S’il explique pourquoi cette réforme, finalement adoptée avec la seule signature de la CFDT, était indispensable à la « survie » même de l’AP-HP, Martin Hirsch ne dit rien des coulisses politiques d’une opération qui n’a pu être lancée sans le feu vert de l’Elysée ou de Matignon. C’est d’ailleurs sans doute les limites de cet ouvrage écrit « à chaud ». Son mandat n’étant pas terminé, Martin Hirsch est toujours tenu à un devoir de réserve. Il n’a, par exemple, pas un mot pour la politique menée par Marisol Touraine ces cinq dernières années ou pour la feuille de route d’Agnès Buzyn, qui lui a succédé avenue de Ségur.
Pas de politique, donc. Mais des questions concrètes. Comment diviser par deux les temps d’attente dans les services d’accueil des urgences (4 h 30 aujourd’hui en moyenne à l’APHP), dont la fréquentation ne cesse de croître ? La tâche s’annonce plus ardue qu’il ne l’avait imaginé. A rebours d’une partie des observateurs du monde de la santé, Martin Hirsch juge cependant qu’il est temps d’« accepter une fois pour toutes que le recours aux urgences fasse désormais partie des us et des coutumes et nous adapter à un flux important de patients ».
Il aborde également la question – cruciale – du nombre de lits, au nombre de 22 500 aujourd’hui dans le groupe. D’ici à 2019, la moitié des patients opérés devront entrer le matin et ressortir le soir même. Conséquence : le futur grand hôpital Nord, à Saint-Ouen (Seine-Saint-Denis), qui remplacera deux hôpitaux (Bichat et Beaujon), comptera 30 % de lits en moins.

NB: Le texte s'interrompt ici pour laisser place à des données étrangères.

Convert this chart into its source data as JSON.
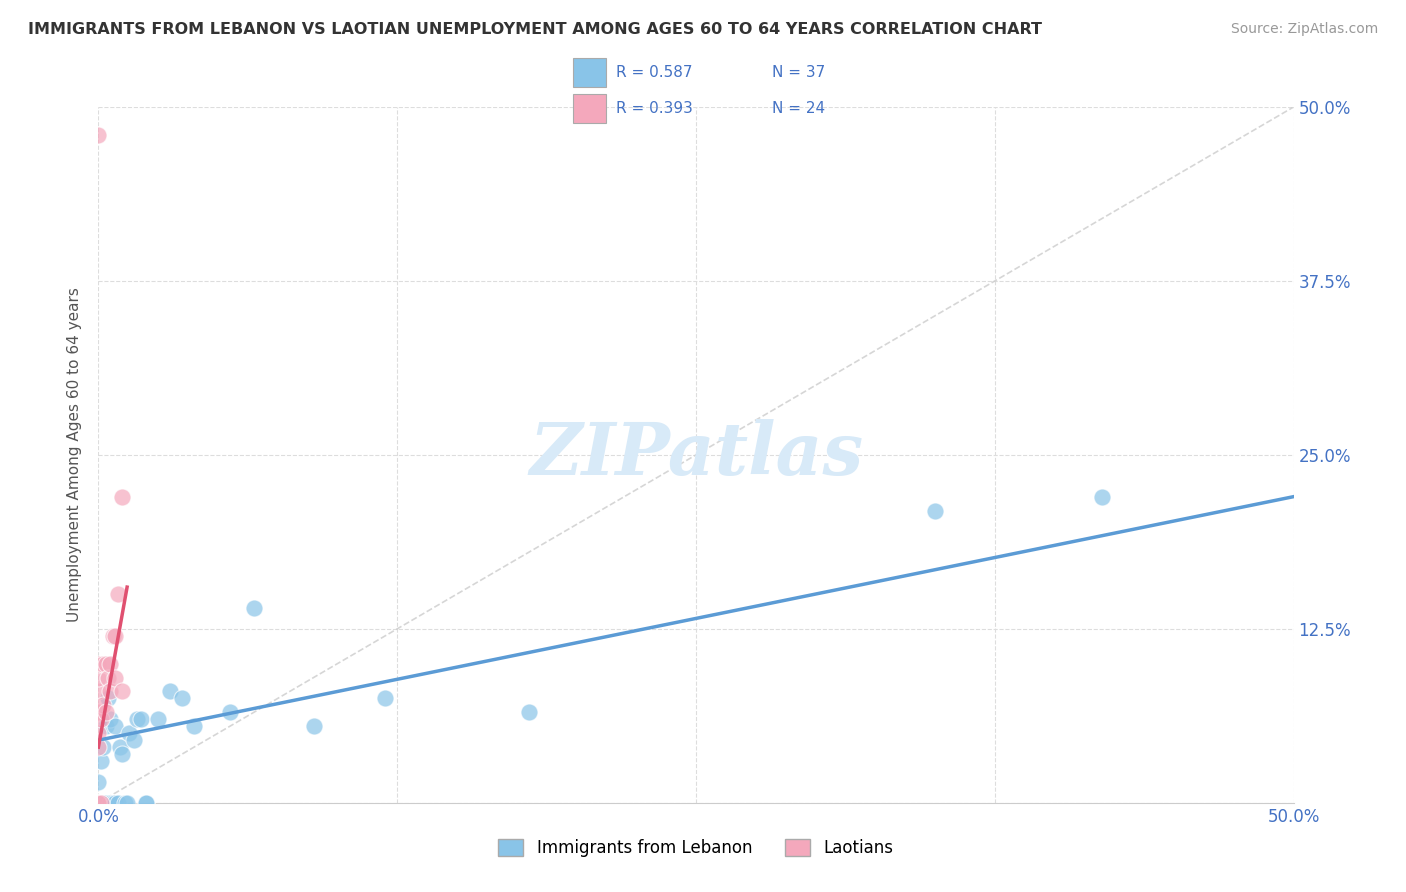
{
  "title": "IMMIGRANTS FROM LEBANON VS LAOTIAN UNEMPLOYMENT AMONG AGES 60 TO 64 YEARS CORRELATION CHART",
  "source": "Source: ZipAtlas.com",
  "ylabel": "Unemployment Among Ages 60 to 64 years",
  "xlim": [
    0.0,
    0.5
  ],
  "ylim": [
    0.0,
    0.5
  ],
  "ytick_vals": [
    0.0,
    0.125,
    0.25,
    0.375,
    0.5
  ],
  "xtick_vals": [
    0.0,
    0.125,
    0.25,
    0.375,
    0.5
  ],
  "xticklabels_show": [
    "0.0%",
    "",
    "",
    "",
    "50.0%"
  ],
  "yticklabels_show": [
    "",
    "12.5%",
    "25.0%",
    "37.5%",
    "50.0%"
  ],
  "legend_labels": [
    "Immigrants from Lebanon",
    "Laotians"
  ],
  "blue_color": "#89C4E8",
  "pink_color": "#F4A8BC",
  "blue_line_color": "#5B9BD5",
  "pink_line_color": "#E05070",
  "diag_color": "#cccccc",
  "background_color": "#ffffff",
  "grid_color": "#dddddd",
  "title_color": "#333333",
  "tick_label_color": "#4472C4",
  "watermark_color": "#D8EAF8",
  "lebanon_x": [
    0.0,
    0.0,
    0.0,
    0.001,
    0.001,
    0.002,
    0.002,
    0.003,
    0.003,
    0.004,
    0.005,
    0.005,
    0.006,
    0.007,
    0.007,
    0.008,
    0.009,
    0.01,
    0.011,
    0.012,
    0.013,
    0.015,
    0.016,
    0.018,
    0.02,
    0.02,
    0.025,
    0.03,
    0.035,
    0.04,
    0.055,
    0.065,
    0.09,
    0.12,
    0.18,
    0.35,
    0.42
  ],
  "lebanon_y": [
    0.0,
    0.0,
    0.015,
    0.0,
    0.03,
    0.0,
    0.04,
    0.0,
    0.055,
    0.075,
    0.0,
    0.06,
    0.0,
    0.0,
    0.055,
    0.0,
    0.04,
    0.035,
    0.0,
    0.0,
    0.05,
    0.045,
    0.06,
    0.06,
    0.0,
    0.0,
    0.06,
    0.08,
    0.075,
    0.055,
    0.065,
    0.14,
    0.055,
    0.075,
    0.065,
    0.21,
    0.22
  ],
  "laotian_x": [
    0.0,
    0.0,
    0.0,
    0.0,
    0.0,
    0.0,
    0.0,
    0.0,
    0.0,
    0.001,
    0.001,
    0.002,
    0.002,
    0.003,
    0.003,
    0.004,
    0.005,
    0.005,
    0.006,
    0.007,
    0.007,
    0.008,
    0.01,
    0.01
  ],
  "laotian_y": [
    0.0,
    0.0,
    0.04,
    0.05,
    0.065,
    0.08,
    0.09,
    0.1,
    0.48,
    0.0,
    0.06,
    0.07,
    0.1,
    0.065,
    0.1,
    0.09,
    0.08,
    0.1,
    0.12,
    0.09,
    0.12,
    0.15,
    0.08,
    0.22
  ],
  "blue_trend_x0": 0.0,
  "blue_trend_x1": 0.5,
  "blue_trend_y0": 0.045,
  "blue_trend_y1": 0.22,
  "pink_trend_x0": 0.0,
  "pink_trend_x1": 0.012,
  "pink_trend_y0": 0.04,
  "pink_trend_y1": 0.155
}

Pour accélérer le développement de la chirurgie ambulatoire et ainsi éviter des nuits d’hospitalisation qui coûtent aujourd’hui de « 600 à 6 000 euros par vingt-quatre heures », Martin Hirsch prône le recours accru à des hôtels hospitaliers. Une façon d’héberger à moindre coût, pour la « Sécu », des patients avant ou après une opération, mais sans surveillance médicale. « Pour caricaturer, l’hôpital de demain sera un hôpital sans chambres ou avec peu de chambres, auquel seront accolés un ou plusieurs hôtels, explique-t-il. On aura véritablement dissocié la fonction de soins de la fonction hôtelière. »
Indicateurs de qualité
Autre proposition du directeur général de l’AP-HP, afin de rendre plus souple l’organisation de l’offre de soins : créer un nouveau statut mixte qui permettrait à des médecins de ville d’être attachés à l’hôpital. Ce qui leur permettrait de partager le même système d’information, le même dossier médical et d’avoir libre accès à toutes les données que détient l’établissement. Le « dogme » du salariat à l’hôpital et du paiement à l’acte en ville est « surmontable ».
Martin Hirsch souhaite également que des indicateurs de qualité fiables soient mis en place dans les 650 services médicaux de l’AP-HP. « Cela signifie de lever un certain nombre de tabous, dit-il.Mettre les bonnes sondes pour mesurer aux bons endroits. Accepter d’aller regarder les taux de mortalité. Pouvoir connaître, dans un service donné, la proportion des patients qui doivent être réadmis dans le mois. »
Dans sa boîte à propositions, Martin Hirsch n’oublie pas les infirmières des hôpitaux, qui sont « parmi les plus mal payées des pays de l’OCDE ». Pour y remédier, à défaut d’une improbable forte hausse générale des salaires (une augmentation de 10 % coûterait 4 milliards d’euros), il propose de « déléguer des tâches de médecins vers des infirmières, en contrepartie de rémunérations plus élevées ». « La France est en retard dans ce domaine », estime-t-il. Les infirmières devraient par ailleurs être autorisées à effectuer davantage d’heures supplémentaires. Il suggère, enfin, qu’il serait souhaitable de moduler les salaires en fonction du coût de la vie dans les régions où les infirmières exercent.
« L’Hôpital à cœur ouvert », Martin Hirsch, Stock, 288 pages.